Implementation guardrails

  • Coding standards and reviews. Enforce MISRA-C, CERT C, or Rust unsafe-code policies via linters and mandatory reviewer checklists. Store tool configurations in the repo and archive review logs, as Annex I requires proof of process.
  • Dependency governance. Maintain allow/deny lists, automate license scanning, and enforce minimum supported versions for crypto stacks, protocol libraries, and toolchains. Tie SBOM generation to the dependency manifest that developers maintain.
  • Hardening in CI. Treat static analysis, fuzzing harnesses, and unit tests as blocking gates. Keep reproducible build scripts in source control so any auditor can rebuild the binary used for testing.

Release engineering obligations

  • Signing and provenance. Developers must provide signed artefacts, signing logs, and manifest metadata (hash, build number, SBOM reference) to the conformity team. Use Sigstore, Uptane, TUF, or similar frameworks to standardise metadata.
  • Update rehearsal. Before shipping, run hardware-in-the-loop update rehearsals covering normal install, rollback prevention, interrupted power, and recovery scenarios. Capture console logs and telemetry snapshots as Annex I(2) evidence.
  • Support period artifacts. Embed the declared support period into device metadata (e.g., management API, CLI show info, mobile app) so distributors can verify compliance.

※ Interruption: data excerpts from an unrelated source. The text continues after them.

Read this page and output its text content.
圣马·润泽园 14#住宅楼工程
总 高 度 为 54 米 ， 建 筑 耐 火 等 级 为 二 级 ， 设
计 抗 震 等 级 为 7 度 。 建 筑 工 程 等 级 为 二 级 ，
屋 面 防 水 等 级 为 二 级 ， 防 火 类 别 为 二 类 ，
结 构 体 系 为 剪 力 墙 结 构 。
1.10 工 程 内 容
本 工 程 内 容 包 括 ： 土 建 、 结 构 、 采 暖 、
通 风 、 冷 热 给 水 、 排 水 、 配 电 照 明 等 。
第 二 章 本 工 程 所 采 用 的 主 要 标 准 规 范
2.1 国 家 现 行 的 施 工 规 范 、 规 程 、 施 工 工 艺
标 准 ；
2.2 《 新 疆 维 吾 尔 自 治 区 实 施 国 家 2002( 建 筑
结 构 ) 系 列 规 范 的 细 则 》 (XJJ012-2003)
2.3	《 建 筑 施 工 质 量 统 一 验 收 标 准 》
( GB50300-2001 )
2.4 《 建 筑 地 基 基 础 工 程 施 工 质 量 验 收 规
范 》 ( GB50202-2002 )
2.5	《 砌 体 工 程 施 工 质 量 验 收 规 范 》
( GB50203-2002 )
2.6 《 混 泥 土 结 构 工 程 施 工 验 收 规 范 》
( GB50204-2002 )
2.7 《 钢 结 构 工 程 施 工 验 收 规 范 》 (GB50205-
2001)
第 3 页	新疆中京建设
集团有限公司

Collaboration with importers, distributors, and OEMs

Articles 21–24 expect seamless handover of security materials across the supply chain. Developers should:

  • publish a CRA evidence package per release containing SBOM, VEX, SDL summary, and test reports,
  • provide secure update documentation to OEM partners, including staging instructions and rollback recovery,
  • share vulnerability advisories under coordinated disclosure terms, ensuring downstream parties can patch within SLA,
  • automate notifications when cryptographic material or update endpoints change so distributors can revalidate CE compliance.

Reference checklist

Combine this page with the Developer Checklist for per-release tracking, and link to Fundamental Security Requirements for deeper control descriptions. Each item should cite the relevant CRA clause, standard, or evidence location inside your technical file.